Sure they all know Paddy's heart is warm, and willing is his hand.
They rule us, yet we may not earn a living in their land.
O, to their sister country, how can they bread deny
By sending forth this cruel line: "No Irish need apply"?
Sure I did not do the like when they anchored on our shore.
For Irish hospitality, there's no need to deplore;
And every door is open to the weary stranger still.
Pat would give his last potato, yes, and give it with a will;
Nor whisky, which he prizes so, in any case deny.
Then wherefore do they always write, "No Irish need apply"?
Now what have they against us? Sure the world knows Paddy's brave,
For he's helped to fight their battles both on land and on the wave.
At the storming of Sebastopol, and beneath an Indian sky,
Pat raised his head, for their General said, "All Irish might apply."
Do you mind Lieutenant Morey (?), when he raised the battle cry?
Then are they not ashamed to write, "No Irish need apply"?
Then they can't deny us genius, with "Sheridan,"--"Tom Moore,"--
The late lamented "Catherine Hayes," and Sam Lover to the fore,--
Although they may laugh at our "Bulls," they cannot but admit
That Pat is always sensible, and has a ready wit;
And if they ask for Beauty, what can beat their nice black Eye?
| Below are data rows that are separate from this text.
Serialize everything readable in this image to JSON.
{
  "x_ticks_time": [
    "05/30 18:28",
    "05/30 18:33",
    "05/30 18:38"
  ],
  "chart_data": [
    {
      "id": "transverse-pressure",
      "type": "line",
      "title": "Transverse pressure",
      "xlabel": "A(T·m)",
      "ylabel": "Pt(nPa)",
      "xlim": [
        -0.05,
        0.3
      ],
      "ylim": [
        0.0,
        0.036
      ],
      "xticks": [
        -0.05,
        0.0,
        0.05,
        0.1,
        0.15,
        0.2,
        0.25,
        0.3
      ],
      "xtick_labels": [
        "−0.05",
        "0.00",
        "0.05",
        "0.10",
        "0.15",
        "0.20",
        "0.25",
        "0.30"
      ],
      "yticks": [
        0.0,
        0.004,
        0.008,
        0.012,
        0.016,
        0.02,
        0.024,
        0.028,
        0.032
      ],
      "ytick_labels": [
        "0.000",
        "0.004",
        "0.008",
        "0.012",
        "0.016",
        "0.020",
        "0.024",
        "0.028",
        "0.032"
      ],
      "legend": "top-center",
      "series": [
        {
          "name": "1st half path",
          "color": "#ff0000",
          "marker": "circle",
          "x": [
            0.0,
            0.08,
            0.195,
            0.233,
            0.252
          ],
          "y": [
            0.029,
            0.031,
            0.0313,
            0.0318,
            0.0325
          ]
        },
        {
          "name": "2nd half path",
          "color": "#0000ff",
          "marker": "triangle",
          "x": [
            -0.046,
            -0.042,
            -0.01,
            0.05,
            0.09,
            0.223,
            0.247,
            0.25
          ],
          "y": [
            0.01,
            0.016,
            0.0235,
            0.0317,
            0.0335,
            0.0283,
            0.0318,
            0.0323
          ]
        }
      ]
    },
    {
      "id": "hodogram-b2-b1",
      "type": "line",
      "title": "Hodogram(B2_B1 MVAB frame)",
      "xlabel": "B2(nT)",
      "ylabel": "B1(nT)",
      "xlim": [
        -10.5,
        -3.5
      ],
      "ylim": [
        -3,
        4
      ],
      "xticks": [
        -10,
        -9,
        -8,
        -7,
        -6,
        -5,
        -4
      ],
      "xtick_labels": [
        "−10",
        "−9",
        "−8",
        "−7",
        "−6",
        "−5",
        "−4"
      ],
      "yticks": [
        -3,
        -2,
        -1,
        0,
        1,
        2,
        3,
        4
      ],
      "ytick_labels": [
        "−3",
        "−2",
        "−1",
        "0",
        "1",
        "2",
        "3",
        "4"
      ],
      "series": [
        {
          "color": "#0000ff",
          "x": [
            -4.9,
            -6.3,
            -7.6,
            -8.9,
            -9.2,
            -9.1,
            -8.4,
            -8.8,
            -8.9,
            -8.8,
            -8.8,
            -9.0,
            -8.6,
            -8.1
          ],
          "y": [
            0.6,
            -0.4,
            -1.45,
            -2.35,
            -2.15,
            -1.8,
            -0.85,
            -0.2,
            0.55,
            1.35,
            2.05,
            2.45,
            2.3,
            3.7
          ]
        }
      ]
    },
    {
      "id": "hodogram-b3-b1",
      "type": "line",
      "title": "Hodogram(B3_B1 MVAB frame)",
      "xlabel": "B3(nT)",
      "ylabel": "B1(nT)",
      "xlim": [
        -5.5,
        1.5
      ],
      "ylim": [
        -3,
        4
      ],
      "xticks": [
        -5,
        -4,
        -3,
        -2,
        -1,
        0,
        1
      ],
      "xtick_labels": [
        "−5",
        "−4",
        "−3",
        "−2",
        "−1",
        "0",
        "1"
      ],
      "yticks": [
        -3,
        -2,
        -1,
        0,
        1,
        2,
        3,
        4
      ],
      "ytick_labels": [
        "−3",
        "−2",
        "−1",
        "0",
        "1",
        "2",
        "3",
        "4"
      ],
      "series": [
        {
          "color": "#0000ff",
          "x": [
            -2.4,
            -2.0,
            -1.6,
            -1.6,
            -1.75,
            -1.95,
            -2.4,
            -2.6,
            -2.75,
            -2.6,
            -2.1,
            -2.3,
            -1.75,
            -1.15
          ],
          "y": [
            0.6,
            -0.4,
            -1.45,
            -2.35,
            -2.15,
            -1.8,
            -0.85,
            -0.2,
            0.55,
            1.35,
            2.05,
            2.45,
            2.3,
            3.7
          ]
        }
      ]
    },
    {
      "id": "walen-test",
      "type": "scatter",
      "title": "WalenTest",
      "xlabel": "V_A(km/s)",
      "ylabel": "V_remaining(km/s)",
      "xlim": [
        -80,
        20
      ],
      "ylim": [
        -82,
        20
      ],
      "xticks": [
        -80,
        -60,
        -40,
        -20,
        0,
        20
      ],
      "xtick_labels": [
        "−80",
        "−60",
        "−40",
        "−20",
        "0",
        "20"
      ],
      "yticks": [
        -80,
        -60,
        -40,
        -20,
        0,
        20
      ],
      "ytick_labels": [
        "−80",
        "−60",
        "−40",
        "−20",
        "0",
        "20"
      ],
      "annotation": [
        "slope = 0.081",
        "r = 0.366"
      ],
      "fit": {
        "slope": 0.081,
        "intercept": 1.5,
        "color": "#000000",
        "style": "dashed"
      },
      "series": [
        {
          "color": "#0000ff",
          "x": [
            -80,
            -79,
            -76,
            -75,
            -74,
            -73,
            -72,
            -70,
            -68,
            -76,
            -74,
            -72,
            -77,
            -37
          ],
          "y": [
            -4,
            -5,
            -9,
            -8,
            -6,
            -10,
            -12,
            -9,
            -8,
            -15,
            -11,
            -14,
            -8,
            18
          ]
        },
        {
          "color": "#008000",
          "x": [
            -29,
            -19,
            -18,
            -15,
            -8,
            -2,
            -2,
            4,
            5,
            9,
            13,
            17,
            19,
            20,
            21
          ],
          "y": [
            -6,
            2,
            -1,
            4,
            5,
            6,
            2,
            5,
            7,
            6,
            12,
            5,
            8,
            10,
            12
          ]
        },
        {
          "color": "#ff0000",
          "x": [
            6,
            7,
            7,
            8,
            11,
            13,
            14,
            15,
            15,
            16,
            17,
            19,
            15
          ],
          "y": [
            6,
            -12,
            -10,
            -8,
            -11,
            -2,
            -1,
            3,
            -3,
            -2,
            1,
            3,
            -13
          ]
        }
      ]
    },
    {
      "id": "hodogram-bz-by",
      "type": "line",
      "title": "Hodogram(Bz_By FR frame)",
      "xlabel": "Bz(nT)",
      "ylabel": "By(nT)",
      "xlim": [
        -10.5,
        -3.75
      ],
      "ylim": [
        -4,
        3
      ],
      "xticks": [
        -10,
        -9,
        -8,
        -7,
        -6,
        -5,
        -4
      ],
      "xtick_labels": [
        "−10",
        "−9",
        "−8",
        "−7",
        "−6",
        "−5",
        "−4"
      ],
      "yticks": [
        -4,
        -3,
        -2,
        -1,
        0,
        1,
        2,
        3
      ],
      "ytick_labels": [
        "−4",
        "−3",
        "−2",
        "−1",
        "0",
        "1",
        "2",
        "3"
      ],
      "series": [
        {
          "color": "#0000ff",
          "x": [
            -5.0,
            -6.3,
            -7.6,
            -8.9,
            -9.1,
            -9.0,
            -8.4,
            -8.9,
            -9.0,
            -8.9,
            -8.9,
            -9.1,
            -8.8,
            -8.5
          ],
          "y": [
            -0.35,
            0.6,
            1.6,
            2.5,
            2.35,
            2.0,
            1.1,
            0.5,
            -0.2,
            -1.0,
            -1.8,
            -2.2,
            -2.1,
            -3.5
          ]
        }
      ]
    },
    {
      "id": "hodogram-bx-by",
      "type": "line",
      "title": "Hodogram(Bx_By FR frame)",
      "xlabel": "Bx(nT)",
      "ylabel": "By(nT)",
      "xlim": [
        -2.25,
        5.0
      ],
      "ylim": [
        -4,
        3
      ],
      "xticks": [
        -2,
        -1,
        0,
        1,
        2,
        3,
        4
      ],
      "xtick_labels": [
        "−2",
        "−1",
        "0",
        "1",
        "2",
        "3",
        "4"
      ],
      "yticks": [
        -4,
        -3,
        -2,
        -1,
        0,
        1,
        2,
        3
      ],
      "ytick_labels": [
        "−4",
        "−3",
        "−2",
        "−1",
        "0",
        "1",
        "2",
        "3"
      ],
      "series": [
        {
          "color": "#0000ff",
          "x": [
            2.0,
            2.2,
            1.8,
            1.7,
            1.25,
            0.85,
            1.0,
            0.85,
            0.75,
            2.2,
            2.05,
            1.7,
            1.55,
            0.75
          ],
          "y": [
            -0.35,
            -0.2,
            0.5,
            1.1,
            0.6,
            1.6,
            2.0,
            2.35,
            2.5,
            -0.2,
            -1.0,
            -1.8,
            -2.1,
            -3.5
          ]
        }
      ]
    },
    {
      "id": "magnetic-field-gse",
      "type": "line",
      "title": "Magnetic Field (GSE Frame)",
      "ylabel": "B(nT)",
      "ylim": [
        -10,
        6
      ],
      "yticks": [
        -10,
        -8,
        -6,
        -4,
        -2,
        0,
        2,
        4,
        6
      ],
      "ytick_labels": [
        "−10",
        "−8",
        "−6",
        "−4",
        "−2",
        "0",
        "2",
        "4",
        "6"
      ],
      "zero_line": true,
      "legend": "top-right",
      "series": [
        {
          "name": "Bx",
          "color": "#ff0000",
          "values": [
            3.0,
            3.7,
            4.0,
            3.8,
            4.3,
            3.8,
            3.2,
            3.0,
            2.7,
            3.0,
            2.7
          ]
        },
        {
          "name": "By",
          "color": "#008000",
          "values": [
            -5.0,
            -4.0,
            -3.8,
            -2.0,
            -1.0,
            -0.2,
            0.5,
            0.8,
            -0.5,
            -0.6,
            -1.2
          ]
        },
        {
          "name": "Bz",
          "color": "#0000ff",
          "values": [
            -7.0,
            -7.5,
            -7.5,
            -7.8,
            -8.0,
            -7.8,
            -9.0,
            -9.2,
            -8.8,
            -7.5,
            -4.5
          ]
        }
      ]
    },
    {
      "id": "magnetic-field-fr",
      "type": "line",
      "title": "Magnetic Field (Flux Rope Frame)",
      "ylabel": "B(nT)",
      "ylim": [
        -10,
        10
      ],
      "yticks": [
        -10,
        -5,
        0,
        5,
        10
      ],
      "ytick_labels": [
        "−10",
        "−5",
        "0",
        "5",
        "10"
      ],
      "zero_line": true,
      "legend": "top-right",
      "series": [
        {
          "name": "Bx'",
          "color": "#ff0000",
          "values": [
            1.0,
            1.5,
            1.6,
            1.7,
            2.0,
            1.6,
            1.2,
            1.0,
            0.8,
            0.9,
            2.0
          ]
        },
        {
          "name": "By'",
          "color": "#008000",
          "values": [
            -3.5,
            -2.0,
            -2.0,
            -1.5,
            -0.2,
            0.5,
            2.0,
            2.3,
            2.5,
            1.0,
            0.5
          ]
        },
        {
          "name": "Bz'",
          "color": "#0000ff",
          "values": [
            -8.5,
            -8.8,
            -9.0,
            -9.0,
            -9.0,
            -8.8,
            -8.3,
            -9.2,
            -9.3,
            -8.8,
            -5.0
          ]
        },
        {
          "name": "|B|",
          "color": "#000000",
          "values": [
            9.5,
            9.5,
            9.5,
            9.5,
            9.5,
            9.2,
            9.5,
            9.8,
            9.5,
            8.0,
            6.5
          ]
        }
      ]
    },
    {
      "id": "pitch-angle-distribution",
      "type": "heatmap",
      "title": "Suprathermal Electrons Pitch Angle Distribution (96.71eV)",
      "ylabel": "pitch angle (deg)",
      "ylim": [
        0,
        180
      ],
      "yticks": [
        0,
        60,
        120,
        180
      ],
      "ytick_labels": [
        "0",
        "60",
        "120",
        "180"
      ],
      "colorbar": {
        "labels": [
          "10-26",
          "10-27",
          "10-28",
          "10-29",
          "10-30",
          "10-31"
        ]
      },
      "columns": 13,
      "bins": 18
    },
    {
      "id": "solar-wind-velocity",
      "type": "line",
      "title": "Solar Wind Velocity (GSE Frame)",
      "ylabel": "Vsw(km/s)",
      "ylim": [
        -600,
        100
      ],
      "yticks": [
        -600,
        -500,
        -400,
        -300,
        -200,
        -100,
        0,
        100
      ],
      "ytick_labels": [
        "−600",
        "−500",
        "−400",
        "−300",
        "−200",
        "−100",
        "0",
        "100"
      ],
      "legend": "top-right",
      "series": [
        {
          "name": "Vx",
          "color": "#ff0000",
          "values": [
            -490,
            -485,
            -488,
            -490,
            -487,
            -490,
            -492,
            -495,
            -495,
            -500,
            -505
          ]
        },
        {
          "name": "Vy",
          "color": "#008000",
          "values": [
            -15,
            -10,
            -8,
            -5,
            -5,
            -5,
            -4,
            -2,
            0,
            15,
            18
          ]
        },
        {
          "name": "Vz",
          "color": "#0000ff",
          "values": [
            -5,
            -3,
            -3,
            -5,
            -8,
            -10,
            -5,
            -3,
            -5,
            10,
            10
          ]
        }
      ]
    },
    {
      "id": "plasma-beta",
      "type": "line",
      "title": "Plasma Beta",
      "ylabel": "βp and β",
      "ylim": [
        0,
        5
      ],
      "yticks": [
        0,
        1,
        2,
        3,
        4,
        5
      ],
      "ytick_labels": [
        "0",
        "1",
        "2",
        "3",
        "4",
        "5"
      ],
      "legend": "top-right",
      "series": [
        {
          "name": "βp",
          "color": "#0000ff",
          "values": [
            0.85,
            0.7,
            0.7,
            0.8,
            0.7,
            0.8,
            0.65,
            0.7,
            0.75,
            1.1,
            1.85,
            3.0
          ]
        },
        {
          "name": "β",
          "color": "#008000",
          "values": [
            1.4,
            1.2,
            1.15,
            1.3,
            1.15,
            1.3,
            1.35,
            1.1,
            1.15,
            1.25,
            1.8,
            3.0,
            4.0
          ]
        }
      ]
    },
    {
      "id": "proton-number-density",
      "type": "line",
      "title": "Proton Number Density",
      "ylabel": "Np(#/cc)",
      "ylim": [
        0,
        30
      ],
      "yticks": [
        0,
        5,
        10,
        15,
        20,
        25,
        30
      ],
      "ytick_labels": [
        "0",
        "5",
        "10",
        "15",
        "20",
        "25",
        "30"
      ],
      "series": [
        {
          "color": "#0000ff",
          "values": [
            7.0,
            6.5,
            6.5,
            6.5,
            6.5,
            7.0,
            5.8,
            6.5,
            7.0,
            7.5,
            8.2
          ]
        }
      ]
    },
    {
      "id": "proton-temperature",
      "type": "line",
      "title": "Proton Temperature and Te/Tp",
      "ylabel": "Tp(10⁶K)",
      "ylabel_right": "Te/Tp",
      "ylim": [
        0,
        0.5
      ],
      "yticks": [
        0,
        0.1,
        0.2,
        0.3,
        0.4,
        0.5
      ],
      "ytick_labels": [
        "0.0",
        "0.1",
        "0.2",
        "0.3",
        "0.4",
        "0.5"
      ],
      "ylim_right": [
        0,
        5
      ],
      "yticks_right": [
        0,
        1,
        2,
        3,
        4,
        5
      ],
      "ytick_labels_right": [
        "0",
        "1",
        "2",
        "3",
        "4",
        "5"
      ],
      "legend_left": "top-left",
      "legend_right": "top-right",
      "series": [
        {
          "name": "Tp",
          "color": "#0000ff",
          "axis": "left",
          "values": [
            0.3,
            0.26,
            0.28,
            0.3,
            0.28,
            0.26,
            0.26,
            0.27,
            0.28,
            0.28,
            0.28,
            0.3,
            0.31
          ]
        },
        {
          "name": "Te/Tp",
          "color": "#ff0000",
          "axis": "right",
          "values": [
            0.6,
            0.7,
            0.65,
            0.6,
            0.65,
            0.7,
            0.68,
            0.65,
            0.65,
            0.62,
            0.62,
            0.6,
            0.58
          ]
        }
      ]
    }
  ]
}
Then is it not a shame to write, "No Irish need apply"?
Och! the French must loudly crow to find we're slighted thus,
For they can ne'er forget the blow that was dealt by one of us.
If the Iron Duke of Wellington had never drawn his sword,
Faith they might have "Napoleon Sauce" with their beef, upon my word.
They think now of their hero, dead; his name will never die.
Where will they get another such if "No Irish need apply"?
Ah! but now I'm in the land of the "Glorious" and "Free,"
And proud I am to own it, a country dear to me.
I can see by your kind faces that you will not deny
A place in your hears for Kathleen, and all Irish may apply.
Then long may the Union flourish, and ever may it be
A pattern to the world and the "Home of Liberty!"